I love Project Gutenberg. For those unfamiliar with it, it is an online library of texts, recordings, film, sheet music and artwork that is not copyrighted, mostly because the copyright has expired, but in some cases because the copyright owners have decided to make them available to the world free of charge. The biggest collection is that of books, of which it has thousands, including many classics. While I am no particular lover of e-books, I have downloaded and read many books from the site that I have been unable to get from the public library. Unfortunately the site has one huge disadvantage: the search options are limited.

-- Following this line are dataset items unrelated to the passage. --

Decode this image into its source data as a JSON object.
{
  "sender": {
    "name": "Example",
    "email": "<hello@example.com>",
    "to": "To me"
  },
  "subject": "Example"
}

There are several different search options available, but unfortunately they only work as designed if you have a specific author or title in mind. You can also look by language, type of file (text, audio, picture, etc.) and several other criteria, including LoCC categories, which I assume to mean Library of Congress Catalogue classifications. But why is there no genre search?

Surely I am not the only one who would like to be able browse the texts by genre or subject? The option is already available in the Subject search, but it is useless because very few of the books have actually been labelled by subject. For example, the other day I wanted to find some mysteries to browse through to see if I could find something interesting but when I made a Subject search for “mystery”, I only got 64 results, but I happen to know there are hundreds of mysteries (true and fictional) in the database. Even where they are labelled, the labelling is sometimes nearly useless because it is not the same for all the books, as for example in the Sherlock Holmes books, where some of the books are labelled “Mystery and detective stories” and others “Private investigators”. While the first label is rather obvious, the second is not, and it’s annoying that, for example, not all the Sherlock Holmes books will come up when you type in “mystery”, and only 2 out of the 5 R. Austin Freeman mysteries available, and so on. And it’s the same for all other genres.

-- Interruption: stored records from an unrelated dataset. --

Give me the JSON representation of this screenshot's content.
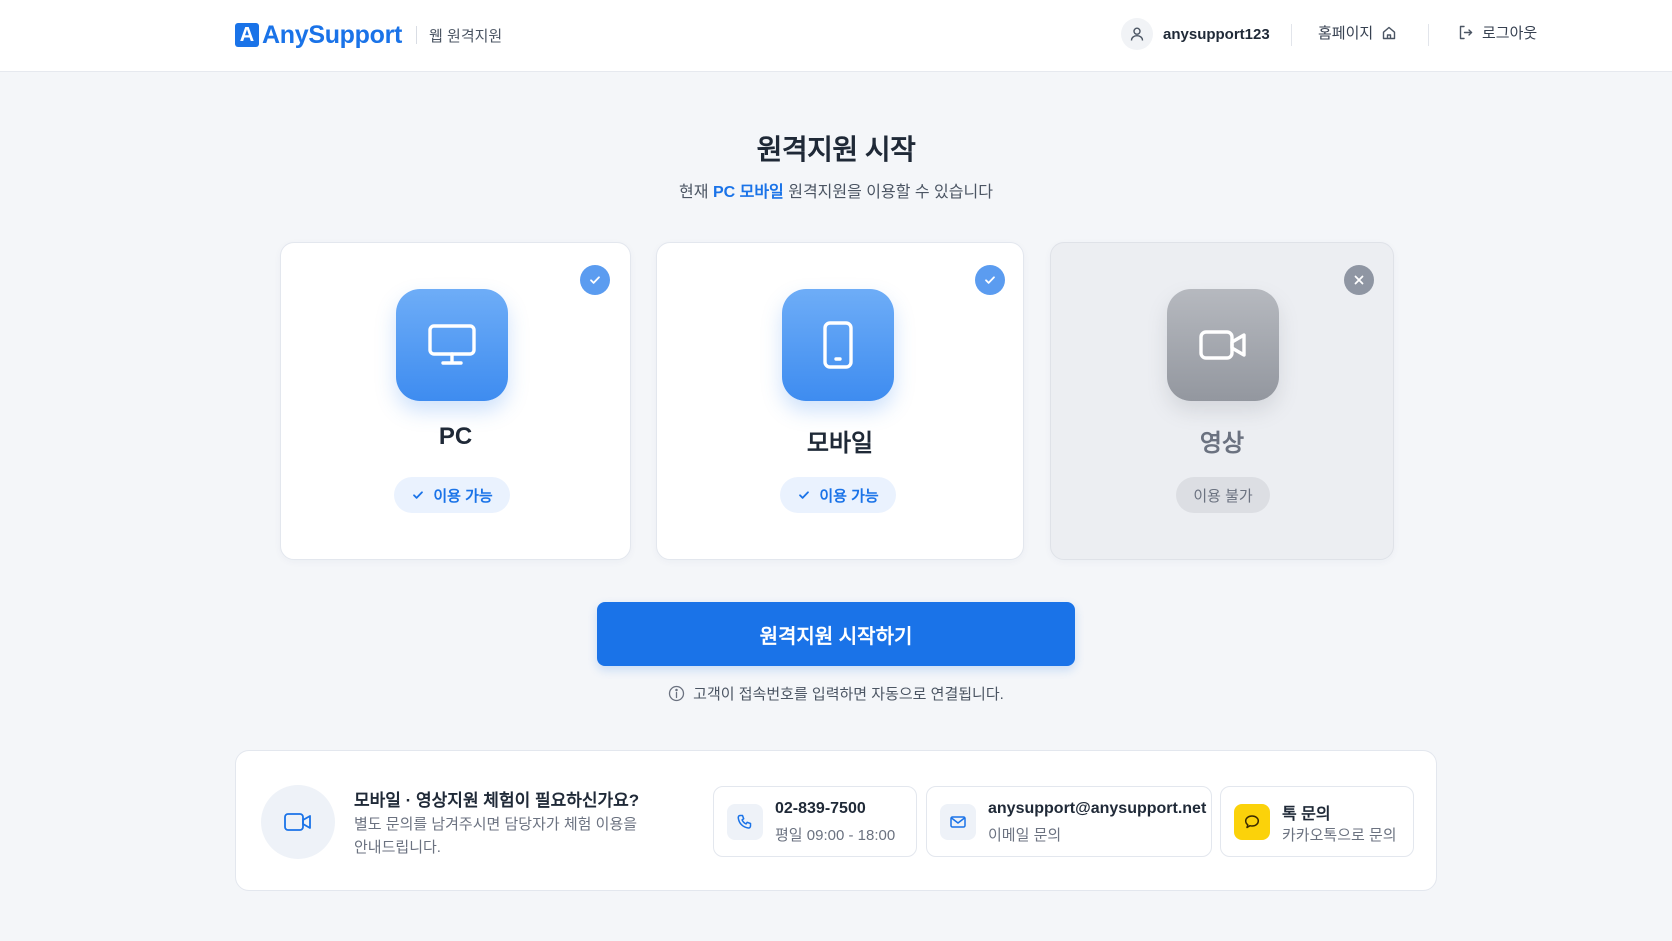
{
  "header": {
    "logo_mark": "A",
    "logo_text": "AnySupport",
    "section": "웹 원격지원",
    "user_name": "anysupport123",
    "homepage_label": "홈페이지",
    "logout_label": "로그아웃"
  },
  "main": {
    "title": "원격지원 시작",
    "subtitle_prefix": "현재 ",
    "subtitle_highlight": "PC 모바일",
    "subtitle_suffix": " 원격지원을 이용할 수 있습니다"
  },
  "cards": [
    {
      "name": "PC",
      "status": "이용 가능",
      "available": true,
      "icon": "monitor-icon"
    },
    {
      "name": "모바일",
      "status": "이용 가능",
      "available": true,
      "icon": "smartphone-icon"
    },
    {
      "name": "영상",
      "status": "이용 불가",
      "available": false,
      "icon": "video-camera-icon"
    }
  ],
  "start_button": {
    "label": "원격지원 시작하기"
  },
  "hint": {
    "text": "고객이 접속번호를 입력하면 자동으로 연결됩니다."
  },
  "panel": {
    "title": "모바일 · 영상지원 체험이 필요하신가요?",
    "description": "별도 문의를 남겨주시면 담당자가 체험 이용을 안내드립니다.",
    "contacts": [
      {
        "main": "02-839-7500",
        "sub": "평일 09:00 - 18:00",
        "icon": "phone-icon"
      },
      {
        "main": "anysupport@anysupport.net",
        "sub": "이메일 문의",
        "icon": "mail-icon"
      },
      {
        "main": "톡 문의",
        "sub": "카카오톡으로 문의",
        "icon": "chat-bubble-icon"
      }
    ]
  },
  "colors": {
    "brand": "#1a73e8",
    "background": "#f4f6f9",
    "available_badge_bg": "#eaf2fe",
    "disabled_card_bg": "#eceef2",
    "kakao": "#fbd20a"
  }
}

As it is, if I want to browse, I must either browse only the labelled books by the genre I am looking for, missing all the unlabelled ones, or go through the whole list of 20 thousand plus files in order to find titles that may or may not fit what I am looking for, missing many because they don’t have indicative titles or are written by authors I am unfamiliar with.

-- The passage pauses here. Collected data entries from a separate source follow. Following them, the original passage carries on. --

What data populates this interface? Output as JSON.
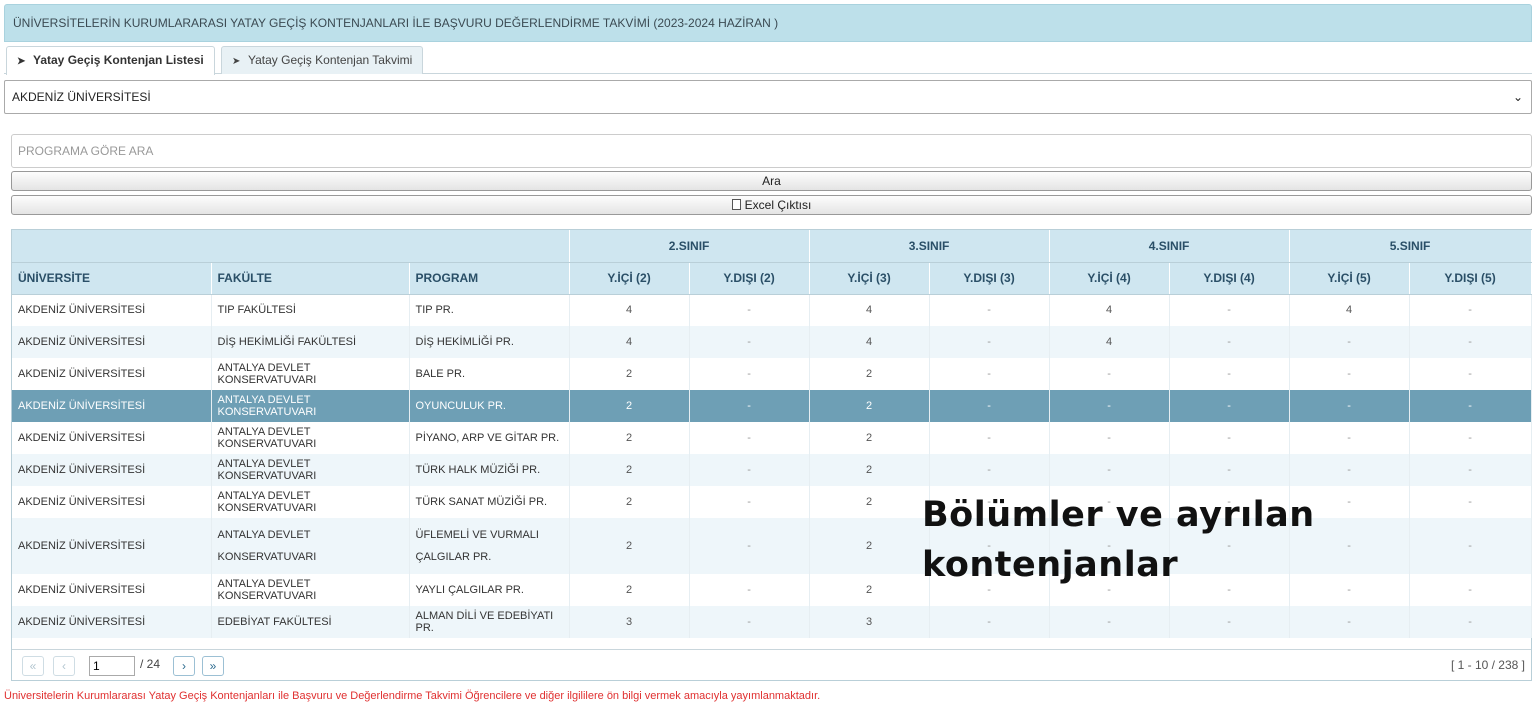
{
  "header": {
    "title": "ÜNİVERSİTELERİN KURUMLARARASI YATAY GEÇİŞ KONTENJANLARI İLE BAŞVURU DEĞERLENDİRME TAKVİMİ (2023-2024 HAZİRAN )"
  },
  "tabs": [
    {
      "label": "Yatay Geçiş Kontenjan Listesi",
      "active": true,
      "icon": "tag-icon"
    },
    {
      "label": "Yatay Geçiş Kontenjan Takvimi",
      "active": false,
      "icon": "tag-icon"
    }
  ],
  "filters": {
    "university_selected": "AKDENİZ ÜNİVERSİTESİ",
    "search_placeholder": "PROGRAMA GÖRE ARA",
    "search_button": "Ara",
    "excel_button": "Excel Çıktısı"
  },
  "table": {
    "group_headers": [
      "2.SINIF",
      "3.SINIF",
      "4.SINIF",
      "5.SINIF"
    ],
    "columns": [
      "ÜNİVERSİTE",
      "FAKÜLTE",
      "PROGRAM",
      "Y.İÇİ (2)",
      "Y.DIŞI (2)",
      "Y.İÇİ (3)",
      "Y.DIŞI (3)",
      "Y.İÇİ (4)",
      "Y.DIŞI (4)",
      "Y.İÇİ (5)",
      "Y.DIŞI (5)"
    ],
    "rows": [
      [
        "AKDENİZ ÜNİVERSİTESİ",
        "TIP FAKÜLTESİ",
        "TIP PR.",
        "4",
        "-",
        "4",
        "-",
        "4",
        "-",
        "4",
        "-"
      ],
      [
        "AKDENİZ ÜNİVERSİTESİ",
        "DİŞ HEKİMLİĞİ FAKÜLTESİ",
        "DİŞ HEKİMLİĞİ PR.",
        "4",
        "-",
        "4",
        "-",
        "4",
        "-",
        "-",
        "-"
      ],
      [
        "AKDENİZ ÜNİVERSİTESİ",
        "ANTALYA DEVLET KONSERVATUVARI",
        "BALE PR.",
        "2",
        "-",
        "2",
        "-",
        "-",
        "-",
        "-",
        "-"
      ],
      [
        "AKDENİZ ÜNİVERSİTESİ",
        "ANTALYA DEVLET KONSERVATUVARI",
        "OYUNCULUK PR.",
        "2",
        "-",
        "2",
        "-",
        "-",
        "-",
        "-",
        "-"
      ],
      [
        "AKDENİZ ÜNİVERSİTESİ",
        "ANTALYA DEVLET KONSERVATUVARI",
        "PİYANO, ARP VE GİTAR PR.",
        "2",
        "-",
        "2",
        "-",
        "-",
        "-",
        "-",
        "-"
      ],
      [
        "AKDENİZ ÜNİVERSİTESİ",
        "ANTALYA DEVLET KONSERVATUVARI",
        "TÜRK HALK MÜZİĞİ PR.",
        "2",
        "-",
        "2",
        "-",
        "-",
        "-",
        "-",
        "-"
      ],
      [
        "AKDENİZ ÜNİVERSİTESİ",
        "ANTALYA DEVLET KONSERVATUVARI",
        "TÜRK SANAT MÜZİĞİ PR.",
        "2",
        "-",
        "2",
        "-",
        "-",
        "-",
        "-",
        "-"
      ],
      [
        "AKDENİZ ÜNİVERSİTESİ",
        "ANTALYA DEVLET KONSERVATUVARI",
        "ÜFLEMELİ VE VURMALI ÇALGILAR PR.",
        "2",
        "-",
        "2",
        "-",
        "-",
        "-",
        "-",
        "-"
      ],
      [
        "AKDENİZ ÜNİVERSİTESİ",
        "ANTALYA DEVLET KONSERVATUVARI",
        "YAYLI ÇALGILAR PR.",
        "2",
        "-",
        "2",
        "-",
        "-",
        "-",
        "-",
        "-"
      ],
      [
        "AKDENİZ ÜNİVERSİTESİ",
        "EDEBİYAT FAKÜLTESİ",
        "ALMAN DİLİ VE EDEBİYATI PR.",
        "3",
        "-",
        "3",
        "-",
        "-",
        "-",
        "-",
        "-"
      ]
    ],
    "selected_row_index": 3
  },
  "pagination": {
    "current_page": "1",
    "total_label": "/ 24",
    "range_label": "[ 1 - 10 / 238 ]"
  },
  "overlay": {
    "line1": "Bölümler ve ayrılan",
    "line2": "kontenjanlar"
  },
  "footer": {
    "note": "Üniversitelerin Kurumlararası Yatay Geçiş Kontenjanları ile Başvuru ve Değerlendirme Takvimi Öğrencilere ve diğer ilgililere ön bilgi vermek amacıyla yayımlanmaktadır."
  },
  "colors": {
    "header_bg": "#bde0ea",
    "table_header_bg": "#cfe6f0",
    "selected_row_bg": "#6e9fb5",
    "footer_text": "#e03030"
  }
}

Even a person with no knowledge of library classification systems can fill in the subject line in the description file for the books with general words and phrases that describe the subject and/or genre of the book, but it has not happened except for a few books. Surely, if a list were to be supplied to standardise the subject labelling and the people who work so hard at scanning, editing and proofreading the texts before they are published were take a moment to fill in the subject line when they turn in their work for publication and others would go to work on the books already in the database, the database would become much more user friendly. I know that I, for one, would use it a lot more.